Google Launches Gemma 3n AI for Phones

featured-image

Google debuts Gemma 3n, a new AI model that can do complex multimodal tasks on phones without internet access. The AI model, revealed in early May 2025, is built for on-device and can run on just 2GB of RAM, making it viable for low-power hardware.

Gemma 3n is a huge leap forward for AI on mobile and edge devices. It accepts various types of input (audio, image, video, text), and does not rely on any cloud-based system. This allows for the development of efficient AI capabilities for offline, memory-constrained devices.

New MatFormer Architecture Enhances Flexibility
Central to Gemma 3n is MatFormer (short for Matryoshka Transformer) which enables the model to nest smaller, full-fledged sub-models inside larger ones—akin to Russian dolls. This approach allows developers to tune performance to hardware capabilities. There are two versions, one being E2B (which takes only 2GB) and the other is E4B (that takes about 3GB).

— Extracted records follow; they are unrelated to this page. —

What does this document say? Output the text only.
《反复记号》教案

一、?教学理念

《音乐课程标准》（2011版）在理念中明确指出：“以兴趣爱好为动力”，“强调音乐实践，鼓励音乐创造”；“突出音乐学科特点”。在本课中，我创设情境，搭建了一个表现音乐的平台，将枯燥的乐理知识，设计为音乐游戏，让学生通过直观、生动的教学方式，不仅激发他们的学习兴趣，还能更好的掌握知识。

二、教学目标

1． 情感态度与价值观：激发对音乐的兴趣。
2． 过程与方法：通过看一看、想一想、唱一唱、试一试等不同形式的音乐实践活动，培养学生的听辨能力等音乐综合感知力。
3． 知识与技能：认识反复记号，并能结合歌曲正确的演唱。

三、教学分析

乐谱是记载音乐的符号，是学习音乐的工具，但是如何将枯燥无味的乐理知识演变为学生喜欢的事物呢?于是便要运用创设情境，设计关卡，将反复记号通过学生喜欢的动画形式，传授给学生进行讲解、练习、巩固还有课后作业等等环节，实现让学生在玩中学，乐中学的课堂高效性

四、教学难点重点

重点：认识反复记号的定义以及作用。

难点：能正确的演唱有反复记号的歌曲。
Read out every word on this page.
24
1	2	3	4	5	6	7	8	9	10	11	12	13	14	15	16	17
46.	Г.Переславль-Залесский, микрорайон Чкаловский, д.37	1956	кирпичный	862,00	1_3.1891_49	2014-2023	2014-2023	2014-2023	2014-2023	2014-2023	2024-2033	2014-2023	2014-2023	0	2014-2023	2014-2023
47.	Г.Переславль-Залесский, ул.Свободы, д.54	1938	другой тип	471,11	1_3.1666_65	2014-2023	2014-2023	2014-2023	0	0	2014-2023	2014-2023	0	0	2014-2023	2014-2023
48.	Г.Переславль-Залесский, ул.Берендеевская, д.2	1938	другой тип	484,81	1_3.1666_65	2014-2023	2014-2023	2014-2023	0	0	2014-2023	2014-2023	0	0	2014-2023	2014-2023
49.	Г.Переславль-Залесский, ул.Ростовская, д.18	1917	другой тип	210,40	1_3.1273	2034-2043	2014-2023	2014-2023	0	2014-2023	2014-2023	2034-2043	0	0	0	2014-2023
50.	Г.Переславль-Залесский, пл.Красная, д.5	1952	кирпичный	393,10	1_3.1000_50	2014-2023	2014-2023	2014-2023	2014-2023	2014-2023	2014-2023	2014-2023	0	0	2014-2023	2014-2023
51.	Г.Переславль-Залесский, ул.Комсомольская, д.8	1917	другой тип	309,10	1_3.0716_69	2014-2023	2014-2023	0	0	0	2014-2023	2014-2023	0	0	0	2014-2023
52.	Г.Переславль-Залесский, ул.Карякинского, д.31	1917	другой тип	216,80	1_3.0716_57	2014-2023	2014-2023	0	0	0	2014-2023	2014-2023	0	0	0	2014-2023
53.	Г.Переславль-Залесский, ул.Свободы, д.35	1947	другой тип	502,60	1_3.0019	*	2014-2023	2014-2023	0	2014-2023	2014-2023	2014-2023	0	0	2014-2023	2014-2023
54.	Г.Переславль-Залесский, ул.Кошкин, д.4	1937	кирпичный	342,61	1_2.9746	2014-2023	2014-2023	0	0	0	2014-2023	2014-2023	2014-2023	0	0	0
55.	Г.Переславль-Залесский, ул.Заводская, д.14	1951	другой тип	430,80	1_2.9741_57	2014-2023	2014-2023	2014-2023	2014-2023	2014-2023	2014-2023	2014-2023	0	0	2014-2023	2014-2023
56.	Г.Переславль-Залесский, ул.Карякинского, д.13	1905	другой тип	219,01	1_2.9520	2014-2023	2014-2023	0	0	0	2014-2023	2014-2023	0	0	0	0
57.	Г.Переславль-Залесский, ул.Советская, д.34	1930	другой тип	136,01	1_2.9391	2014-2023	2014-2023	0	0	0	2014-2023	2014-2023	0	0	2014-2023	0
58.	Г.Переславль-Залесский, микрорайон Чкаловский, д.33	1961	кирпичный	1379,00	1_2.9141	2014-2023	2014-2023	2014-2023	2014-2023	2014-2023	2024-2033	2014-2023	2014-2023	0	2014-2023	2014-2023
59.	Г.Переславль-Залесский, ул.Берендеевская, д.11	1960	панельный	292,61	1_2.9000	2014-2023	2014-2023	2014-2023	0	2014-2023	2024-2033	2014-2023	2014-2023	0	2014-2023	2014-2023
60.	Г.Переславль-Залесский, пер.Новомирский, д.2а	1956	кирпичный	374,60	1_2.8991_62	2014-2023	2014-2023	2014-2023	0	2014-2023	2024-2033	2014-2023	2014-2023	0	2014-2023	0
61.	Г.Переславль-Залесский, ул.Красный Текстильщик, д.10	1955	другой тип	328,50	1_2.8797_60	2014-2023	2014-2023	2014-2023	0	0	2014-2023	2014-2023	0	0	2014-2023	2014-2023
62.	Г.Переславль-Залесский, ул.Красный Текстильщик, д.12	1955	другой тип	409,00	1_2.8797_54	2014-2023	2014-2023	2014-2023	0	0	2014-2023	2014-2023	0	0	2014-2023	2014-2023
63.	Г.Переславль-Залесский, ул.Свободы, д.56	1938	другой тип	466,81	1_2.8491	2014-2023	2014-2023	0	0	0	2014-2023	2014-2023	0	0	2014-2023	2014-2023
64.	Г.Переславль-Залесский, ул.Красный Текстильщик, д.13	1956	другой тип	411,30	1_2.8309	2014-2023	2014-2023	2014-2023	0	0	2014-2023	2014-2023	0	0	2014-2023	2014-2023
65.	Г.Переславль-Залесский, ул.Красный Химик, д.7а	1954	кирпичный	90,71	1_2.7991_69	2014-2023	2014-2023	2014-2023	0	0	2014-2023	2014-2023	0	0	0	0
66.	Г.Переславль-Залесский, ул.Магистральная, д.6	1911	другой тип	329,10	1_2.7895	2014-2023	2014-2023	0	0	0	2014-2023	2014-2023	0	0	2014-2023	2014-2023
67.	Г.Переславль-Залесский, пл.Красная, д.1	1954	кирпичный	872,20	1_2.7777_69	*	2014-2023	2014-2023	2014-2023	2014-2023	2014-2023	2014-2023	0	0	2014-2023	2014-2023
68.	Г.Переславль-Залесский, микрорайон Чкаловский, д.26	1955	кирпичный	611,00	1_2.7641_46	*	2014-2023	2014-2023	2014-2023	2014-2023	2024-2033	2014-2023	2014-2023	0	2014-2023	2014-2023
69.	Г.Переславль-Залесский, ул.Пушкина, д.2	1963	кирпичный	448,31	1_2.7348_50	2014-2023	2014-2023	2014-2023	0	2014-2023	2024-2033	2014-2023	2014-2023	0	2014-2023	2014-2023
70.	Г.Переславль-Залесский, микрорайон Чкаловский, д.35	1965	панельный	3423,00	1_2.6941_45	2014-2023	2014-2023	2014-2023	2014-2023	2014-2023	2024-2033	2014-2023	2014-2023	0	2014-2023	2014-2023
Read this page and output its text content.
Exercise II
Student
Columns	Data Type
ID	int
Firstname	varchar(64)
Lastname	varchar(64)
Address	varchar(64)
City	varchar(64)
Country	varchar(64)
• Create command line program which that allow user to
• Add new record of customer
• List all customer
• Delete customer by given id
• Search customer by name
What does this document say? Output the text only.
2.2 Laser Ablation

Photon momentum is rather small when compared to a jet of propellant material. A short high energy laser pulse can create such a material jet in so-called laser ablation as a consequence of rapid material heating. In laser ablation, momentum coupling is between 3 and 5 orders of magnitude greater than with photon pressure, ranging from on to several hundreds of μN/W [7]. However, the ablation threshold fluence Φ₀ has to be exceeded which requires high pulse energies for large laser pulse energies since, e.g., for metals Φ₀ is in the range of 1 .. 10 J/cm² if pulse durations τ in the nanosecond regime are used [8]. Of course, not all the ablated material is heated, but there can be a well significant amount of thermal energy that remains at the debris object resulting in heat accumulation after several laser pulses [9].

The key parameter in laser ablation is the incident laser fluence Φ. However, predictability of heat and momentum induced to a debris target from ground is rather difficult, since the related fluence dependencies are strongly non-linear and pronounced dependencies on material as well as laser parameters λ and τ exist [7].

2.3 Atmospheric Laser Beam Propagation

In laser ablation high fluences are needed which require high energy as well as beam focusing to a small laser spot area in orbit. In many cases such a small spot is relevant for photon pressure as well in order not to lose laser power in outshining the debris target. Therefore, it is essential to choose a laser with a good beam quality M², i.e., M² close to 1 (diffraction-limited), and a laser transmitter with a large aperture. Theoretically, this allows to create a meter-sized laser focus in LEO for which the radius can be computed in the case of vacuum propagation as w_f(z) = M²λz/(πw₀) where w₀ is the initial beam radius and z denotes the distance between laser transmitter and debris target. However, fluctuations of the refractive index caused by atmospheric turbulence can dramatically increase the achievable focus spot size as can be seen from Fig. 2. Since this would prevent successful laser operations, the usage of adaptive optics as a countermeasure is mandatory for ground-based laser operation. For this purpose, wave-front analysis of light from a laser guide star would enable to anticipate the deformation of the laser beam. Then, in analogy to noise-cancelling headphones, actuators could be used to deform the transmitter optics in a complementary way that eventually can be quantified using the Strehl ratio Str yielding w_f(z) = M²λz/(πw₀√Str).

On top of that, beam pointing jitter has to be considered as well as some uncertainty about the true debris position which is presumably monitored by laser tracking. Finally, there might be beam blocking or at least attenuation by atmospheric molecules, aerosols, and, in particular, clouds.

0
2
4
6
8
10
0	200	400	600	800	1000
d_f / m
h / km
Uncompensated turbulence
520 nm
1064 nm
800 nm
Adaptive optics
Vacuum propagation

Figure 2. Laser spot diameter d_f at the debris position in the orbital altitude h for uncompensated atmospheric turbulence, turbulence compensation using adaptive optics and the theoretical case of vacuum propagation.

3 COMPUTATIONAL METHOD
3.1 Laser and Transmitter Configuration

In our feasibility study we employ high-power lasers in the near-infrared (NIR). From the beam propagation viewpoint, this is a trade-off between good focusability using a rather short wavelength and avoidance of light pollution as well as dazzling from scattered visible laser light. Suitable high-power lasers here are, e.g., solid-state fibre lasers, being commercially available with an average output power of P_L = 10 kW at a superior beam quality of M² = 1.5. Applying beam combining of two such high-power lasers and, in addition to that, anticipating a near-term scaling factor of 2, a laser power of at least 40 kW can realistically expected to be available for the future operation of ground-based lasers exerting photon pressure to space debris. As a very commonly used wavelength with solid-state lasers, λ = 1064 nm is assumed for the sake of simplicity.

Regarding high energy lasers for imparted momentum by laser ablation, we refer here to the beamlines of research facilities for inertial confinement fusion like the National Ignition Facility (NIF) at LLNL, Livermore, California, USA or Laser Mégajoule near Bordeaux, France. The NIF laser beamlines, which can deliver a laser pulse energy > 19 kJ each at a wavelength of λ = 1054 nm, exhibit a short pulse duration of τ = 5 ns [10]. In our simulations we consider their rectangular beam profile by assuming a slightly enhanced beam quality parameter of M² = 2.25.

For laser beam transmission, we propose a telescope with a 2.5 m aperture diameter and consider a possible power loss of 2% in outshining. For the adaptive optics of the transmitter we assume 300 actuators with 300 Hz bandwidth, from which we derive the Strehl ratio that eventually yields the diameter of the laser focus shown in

Despite having 5 to 8 billion parameters, both versions of Gemma 3n remain efficient. Techniques such as Per-Layer Embeddings (PLE) off-load processing tasks from the device's GPU onto the CPU, thus saving memory, increasing performance and enabling deeper and wider models. Another capability, know as KV Cache Sharing, accelerates long audio and videos, cutting latency times by around half and enabling real-time use cases such as voice assistants.

Speech and Vision Enhancements and Capabilities
Gemma 3n has an integrated audio encoder that is built on Google's Universal Speech Model which in turn allows functionalities, such as speech-to-text and language translation, to be had even without an internet connection. Initial tests indicate excellent translation between English and other European languages, among them Spanish, French, Italian and Portuguese.

For visual processing, the author used MobileNet-V5 – a lightweight vision encoder performing at 60 frames per second on video streams on the Google Pixel. This guarantees seamless and precise video capturing in actual time.

Gemma3n can be accessed via Hugging Face Transformers, Ollama, MLX, and llama by developers. cpp. As proof of its offline utility, Google has hosted the "Gemma 3n Impact Challenge" and even introduced a grant of $150,000 for the applications created by working with this model.

With 140+ languages supported and 35 languages can be understood by content, Gemma 3n brings about a real leap into accessible, private and efficient AI on mobile.